Aku sudah memikirkan dengan matang, aku akan segera pergi dari kehidupanku disini. Aku akan memulai semuanya dari awal tanpa seorangpun yang mengenaliku.
"Sukses, thanks banget Dit.." Suara serak yang sarat dengan nafas tersengal milik Ferdy membuatku kembali memperhatikan wajahnya.
"Lo... Baik-baik aja?"
"Anter gue ke UKS Dit." Tanpa menghiraukan yang lainnya, aku segera menuruni panggung dan menarik Ferdy menjauhi kerumunan. Kami berjalan sedikit cepat menuju UKS. Beruntung koridor sekolah sangat sepi sekarang, semua penghuni sekolah ini sepertinya berada di aula tempat acara pensi.
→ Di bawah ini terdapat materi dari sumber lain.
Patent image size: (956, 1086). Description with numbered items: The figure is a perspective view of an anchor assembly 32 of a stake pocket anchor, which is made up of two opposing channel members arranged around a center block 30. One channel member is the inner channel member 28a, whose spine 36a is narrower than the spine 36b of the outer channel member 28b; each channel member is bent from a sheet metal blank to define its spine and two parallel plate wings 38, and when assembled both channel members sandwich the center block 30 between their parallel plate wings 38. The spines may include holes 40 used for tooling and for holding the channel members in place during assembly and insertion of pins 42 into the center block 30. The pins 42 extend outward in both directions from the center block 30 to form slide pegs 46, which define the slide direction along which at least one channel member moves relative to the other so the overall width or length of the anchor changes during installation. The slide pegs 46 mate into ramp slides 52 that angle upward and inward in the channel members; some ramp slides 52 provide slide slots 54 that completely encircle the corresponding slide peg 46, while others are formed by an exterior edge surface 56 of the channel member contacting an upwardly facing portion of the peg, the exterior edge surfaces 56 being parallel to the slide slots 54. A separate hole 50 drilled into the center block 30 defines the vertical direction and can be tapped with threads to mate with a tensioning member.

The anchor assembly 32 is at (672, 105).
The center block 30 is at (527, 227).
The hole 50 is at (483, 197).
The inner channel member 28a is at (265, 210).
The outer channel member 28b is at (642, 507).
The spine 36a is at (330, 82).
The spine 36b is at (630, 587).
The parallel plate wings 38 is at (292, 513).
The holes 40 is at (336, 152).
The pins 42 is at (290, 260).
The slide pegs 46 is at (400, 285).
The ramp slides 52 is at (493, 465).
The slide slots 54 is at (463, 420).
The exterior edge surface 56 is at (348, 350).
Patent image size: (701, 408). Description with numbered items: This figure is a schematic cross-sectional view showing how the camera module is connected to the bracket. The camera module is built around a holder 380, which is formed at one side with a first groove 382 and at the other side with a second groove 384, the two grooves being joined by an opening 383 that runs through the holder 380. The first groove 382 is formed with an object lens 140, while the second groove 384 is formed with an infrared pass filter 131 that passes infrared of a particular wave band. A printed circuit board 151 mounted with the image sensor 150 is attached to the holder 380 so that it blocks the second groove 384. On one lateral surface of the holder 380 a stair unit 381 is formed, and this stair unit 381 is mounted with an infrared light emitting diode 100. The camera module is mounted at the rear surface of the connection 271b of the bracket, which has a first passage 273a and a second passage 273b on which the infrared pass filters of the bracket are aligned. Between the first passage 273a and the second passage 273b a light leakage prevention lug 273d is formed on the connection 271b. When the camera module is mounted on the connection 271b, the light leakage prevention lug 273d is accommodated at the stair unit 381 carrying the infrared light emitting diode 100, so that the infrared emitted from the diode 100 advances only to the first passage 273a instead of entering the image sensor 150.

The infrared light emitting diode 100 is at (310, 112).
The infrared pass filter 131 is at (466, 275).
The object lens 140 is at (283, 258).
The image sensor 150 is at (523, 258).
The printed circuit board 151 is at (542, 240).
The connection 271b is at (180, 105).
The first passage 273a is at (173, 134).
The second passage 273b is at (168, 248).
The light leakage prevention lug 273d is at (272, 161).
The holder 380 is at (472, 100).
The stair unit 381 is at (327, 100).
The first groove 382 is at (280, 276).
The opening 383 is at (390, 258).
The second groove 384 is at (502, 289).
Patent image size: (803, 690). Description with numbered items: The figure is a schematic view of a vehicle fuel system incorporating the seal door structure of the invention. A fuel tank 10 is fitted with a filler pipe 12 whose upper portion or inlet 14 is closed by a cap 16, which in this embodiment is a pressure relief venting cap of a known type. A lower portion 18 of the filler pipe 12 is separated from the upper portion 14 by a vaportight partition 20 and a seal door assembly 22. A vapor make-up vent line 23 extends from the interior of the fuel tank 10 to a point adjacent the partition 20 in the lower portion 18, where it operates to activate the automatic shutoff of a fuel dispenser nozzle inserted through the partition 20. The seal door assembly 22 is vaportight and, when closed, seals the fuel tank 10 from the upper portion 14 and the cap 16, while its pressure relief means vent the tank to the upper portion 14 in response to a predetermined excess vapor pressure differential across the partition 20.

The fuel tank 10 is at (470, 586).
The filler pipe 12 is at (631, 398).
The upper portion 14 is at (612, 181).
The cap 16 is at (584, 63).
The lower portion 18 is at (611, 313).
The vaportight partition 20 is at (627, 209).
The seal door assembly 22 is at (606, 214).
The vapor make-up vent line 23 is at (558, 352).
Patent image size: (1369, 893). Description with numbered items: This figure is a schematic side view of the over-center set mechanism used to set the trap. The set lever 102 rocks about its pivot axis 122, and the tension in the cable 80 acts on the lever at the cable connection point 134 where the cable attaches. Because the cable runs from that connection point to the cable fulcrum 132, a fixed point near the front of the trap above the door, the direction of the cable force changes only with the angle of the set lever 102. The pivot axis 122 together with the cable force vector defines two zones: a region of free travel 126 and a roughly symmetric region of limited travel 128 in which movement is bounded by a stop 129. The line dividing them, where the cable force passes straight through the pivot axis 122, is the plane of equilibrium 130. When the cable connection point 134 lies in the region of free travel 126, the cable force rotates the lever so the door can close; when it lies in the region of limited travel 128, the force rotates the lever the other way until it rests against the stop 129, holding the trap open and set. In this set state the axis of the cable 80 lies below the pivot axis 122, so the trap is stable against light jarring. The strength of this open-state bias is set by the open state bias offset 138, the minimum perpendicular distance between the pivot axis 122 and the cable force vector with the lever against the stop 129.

Aku memperhatikan Ferdy yang langsung membaringkan tubuhnya di salah satu brangkar yang ada di UKS ini.
"Gue tidur dulu ya Dit. Lo tenang aja, gue beneran baik-baik aja. Gue cuma butuh tidur." Aku mengangguk cepat menanggapinya. Nafasnya yang memburu saat berbicara membuatku takut mendengarnya. Biarlah Ferdy beristirahat disini, aku pun akan mengikutinya membaringkan tubuh. Sepertinya ini pilihan paling tepat yang bisa kulakukan, dari pada mengikuti kelanjutan acara pensi yang isinya kesan pesan dan salam-salaman.